Gerakan pejalan kaki terus berkembang beberapa tahun ini, selaras dengan tumbuhnya pembangunan infrastruktur di kota-kota besar Indonesia. Berjalan kaki menjadi kegiatan yang sering dipromosikan oleh para pengguna media sosial, mengajak kita semua untuk ikut menelusuri lingkungan sekitar dari ujung jalan trotoar, menjejaki bangunan bersejarah, hingga menelusuri gang-gang kecil yang memperlihatkan keseharian masyarakat pada umumnya.
Sebagai aktivitas primitif, berjalan kaki adalah cara untuk mengenal kota dan menangkap detail-detail sekitar dalam skala manusia. Detail-detail ini dapat dilihat dan bahkan dirasakan secara langsung, seperti warna-warni warung kelontong, pepohonan rindang yang ditanam oleh tetangga, doa-doa kutukan untuk para pembuang sampah, dan mungkin bau got kotor yang bercampur dengan limbah rumah tangga. Para pegiatnya mulai bertumbuh, mulai dari komunitas-komunitas kecil yang bergerak gerilya hingga tingkat komersial yang terus mempromosikan hal menarik dalam kotanya. Masing-masing memiliki agendanya. Namun, yang mendasari adanya kegiatan-kegiatan ini adalah berjalan bersama untuk bersenang-senang, lalu kemudian memunculkan diskursus dinamika perkotaan.

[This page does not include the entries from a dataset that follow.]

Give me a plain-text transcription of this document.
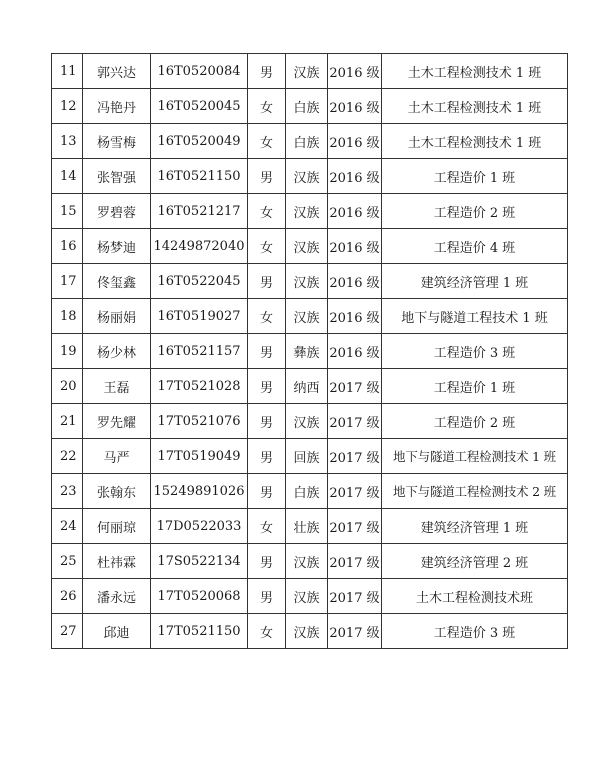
11	郭兴达	16T0520084	男	汉族	2016 级	土木工程检测技术 1 班
12	冯艳丹	16T0520045	女	白族	2016 级	土木工程检测技术 1 班
13	杨雪梅	16T0520049	女	白族	2016 级	土木工程检测技术 1 班
14	张智强	16T0521150	男	汉族	2016 级	工程造价 1 班
15	罗碧蓉	16T0521217	女	汉族	2016 级	工程造价 2 班
16	杨梦迪	14249872040	女	汉族	2016 级	工程造价 4 班
17	佟玺鑫	16T0522045	男	汉族	2016 级	建筑经济管理 1 班
18	杨丽娟	16T0519027	女	汉族	2016 级	地下与隧道工程技术 1 班
19	杨少林	16T0521157	男	彝族	2016 级	工程造价 3 班
20	王磊	17T0521028	男	纳西	2017 级	工程造价 1 班
21	罗先耀	17T0521076	男	汉族	2017 级	工程造价 2 班
22	马严	17T0519049	男	回族	2017 级	地下与隧道工程检测技术 1 班
23	张翰东	15249891026	男	白族	2017 级	地下与隧道工程检测技术 2 班
24	何丽琼	17D0522033	女	壮族	2017 级	建筑经济管理 1 班
25	杜祎霖	17S0522134	男	汉族	2017 级	建筑经济管理 2 班
26	潘永远	17T0520068	男	汉族	2017 级	土木工程检测技术班
27	邱迪	17T0521150	女	汉族	2017 级	工程造价 3 班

Awal tahun 2023, sempat santer di media sosial mengenai aktivitas salah satu komunitas kecil yang menginisiasi kegiatan penelusuran gang dengan berjalan kaki di Jakarta. Bak tak dapat dikendalikan, sentimen-sentimen negatif muncul seperti bola liar mengenai isu romantisme kemiskinan, eksotisme, tuduhan post-colonial gaze, hingga bias antar kelas, seperti yang ditulis dalam sebuah artikel Magdalene. Hal ini didasarkan pada kondisi kampung-kampung kota di Jakarta yang masih dibayangi penggusuran karena masalah kompleks terkait agraria. Imbasnya, sentimen-sentimen ini juga menyinggung komunitas-komunitas pejalan kaki yang menelusuri gang perkampungan yang berada di kota lain.
Komunitas Jalan Kaki
Kelompok pegiat jalan kaki mulai muncul dan berkembang sejak tahun 2011 di beberapa kota di Indonesia. Salah satu yang paling awal adalah Koalisi Pejalan Kaki (KOPEKA), yang banyak fokus pada advokasi hak pejalan kaki. Selain itu, ada juga Manic Street Walkers dan Surabaya Jhonny Walkers, dan Program C2O Library dari Surabaya yang juga menginisiasi proyek Pertigaan Map. Selama beberapa tahun terakhir, muncul juga komunitas-komunitas lain, seperti Komunitas Jalan Kaki (KJK) Maumere di Sikka. Komunitas ini aktif sejak tahun 2019 dan dikelola oleh para pekerja media dan profesi lainnya. Mereka menjelajahi dan merangkul daerah-daerah terisolir di Kabupaten Sikka. Di Yogyakarta, juga ada komunitas seperti Jalan Gembira dan Gang-Gang.an dan mulai mengembangkan kegiatan mereka di kota-kota lain seperti Jakarta.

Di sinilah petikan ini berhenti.